Es schien, als würde jemand weinen. Schreien, toben, um sich schlagen. Verzweifelt rufen: "So helft mir doch!", und doch von Wut getrieben bleiben.
Mir schien, als könnte Ich etwas erkennen. An der Gischt vorbei, im Wasser treibend erblickte Ich eine zierliche Gestalt.
Ihr junges Gesicht war geprägt von Zorn, doch in ihren Augen spiegelte sich tiefste Trauer. Was hatte diese arme Seele nur so stark zerrissen? Was hatte dazu geführt, dass sie im kalten Meer gefangen war?
Ein Gefühl fuhr wie ein leichter Stromstoß durch meinen Körper; dieses Gefühl, als hätte Ich diese Gestalt schon einmal irgendwo gesehen, doch wo?
Nun mach schon!, schalte deinen Kopf ein und überlege, an welchem Ort dies möglich gewesen wäre!
Die Stadt, es muss irgendwo in der Stadt gewesen sein!, so viel war mir klar. Nur fiel es mir schwer mich zu erinnern, wenn der Wind mir zeitgleich meine Haare ins Gesicht peitschen musste. So gut es mir gelingen wollte, strich Ich mit meiner linken Hand wiederholt diesen störenden Faktor aus meinem Gesicht.

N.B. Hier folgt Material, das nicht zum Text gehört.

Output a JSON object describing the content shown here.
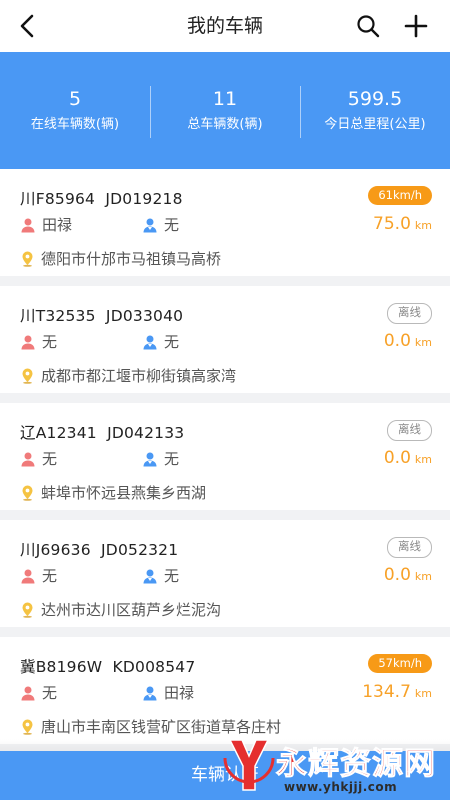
{
  "header": {
    "title": "我的车辆"
  },
  "summary": [
    {
      "value": "5",
      "label": "在线车辆数(辆)"
    },
    {
      "value": "11",
      "label": "总车辆数(辆)"
    },
    {
      "value": "599.5",
      "label": "今日总里程(公里)"
    }
  ],
  "vehicles": [
    {
      "plate": "川F85964  JD019218",
      "status": "61km/h",
      "status_type": "speed",
      "driver": "田禄",
      "escort": "无",
      "mileage": "75.0",
      "mileage_unit": "km",
      "location": "德阳市什邡市马祖镇马高桥"
    },
    {
      "plate": "川T32535  JD033040",
      "status": "离线",
      "status_type": "offline",
      "driver": "无",
      "escort": "无",
      "mileage": "0.0",
      "mileage_unit": "km",
      "location": "成都市都江堰市柳街镇高家湾"
    },
    {
      "plate": "辽A12341  JD042133",
      "status": "离线",
      "status_type": "offline",
      "driver": "无",
      "escort": "无",
      "mileage": "0.0",
      "mileage_unit": "km",
      "location": "蚌埠市怀远县燕集乡西湖"
    },
    {
      "plate": "川J69636  JD052321",
      "status": "离线",
      "status_type": "offline",
      "driver": "无",
      "escort": "无",
      "mileage": "0.0",
      "mileage_unit": "km",
      "location": "达州市达川区葫芦乡烂泥沟"
    },
    {
      "plate": "冀B8196W  KD008547",
      "status": "57km/h",
      "status_type": "speed",
      "driver": "无",
      "escort": "田禄",
      "mileage": "134.7",
      "mileage_unit": "km",
      "location": "唐山市丰南区钱营矿区街道草各庄村"
    }
  ],
  "footer": {
    "button_label": "车辆认证"
  },
  "watermark": {
    "text": "永辉资源网",
    "url": "www.yhkjjj.com"
  },
  "colors": {
    "primary": "#4a98f4",
    "accent": "#f79a17",
    "driver_icon": "#f07a7a",
    "escort_icon": "#4a98f4",
    "location_icon": "#f5c342"
  }
}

Dabei scannte Ich den Strand nach einem Anzeichen eines hoffentlich noch lebendigen Joshua's ab.
Gegen Mittag hatten wir uns gemeinsam hierher aufgemacht, um ein weiteres Foto zu schießen; aber auch, um den ganzen Gerüchten aus der Stadt mal ein wenig auf den Grund zu gehen. Kaum hatten wir allerdings einen Fuß auf den Sand gesetzt, hatte sich in nur wenigen Minuten dieser Sturm zusammen gebraut und in seiner Tobsucht nichts als Zerstörung hinterlassen. Und so, wir wir den scheinbaren Mordinstrumenten ausweichen mussten, haben wir uns leider aus den Augen verloren.
Ein weiterer Grund, weswegen Ich mehr als nur erleichtert war, als Ich ihn in gedruckter Haltung über den Sand hinweg robben sah, direkt in meine Richtung. In einer anderen Situation hätte Ich darüber lachen können, aber hier ging es gerade um Leben und Tod, weswegen Ich es dann doch lieber sein ließ.

Je näher er mir kam, desto deutlicher konnte Ich die Kamera um seinen Hals erkennen, welche durch den Sturm munter auf und ab hüpfte. Wegen der Stärke, mit welcher sie sich im Moment präsentierte, kam mir dieser Gedanke, als müsse Ich ein Foto von dieser Katastrophe machen. So absurd und abwegig es auch klang, aber es fühlte sich genau jetzt wie das einzig Richtige an. Und so fiel es mir auch wie Schuppen von den Augen; die Fotos im Café, genau! Dort war diese junge Dame verewigt worden! Mit genau demselben Kleid, genau demselben Aussehen, und dazu noch Joshi's Worten zu diesen Bildern: "Fotos verleihen einem Moment Unsterblichkeit. Nur wird mir etwas mulmig zumute, wenn Ich bedenke, dass die Personen auf den Bildern längst tot sein könnten."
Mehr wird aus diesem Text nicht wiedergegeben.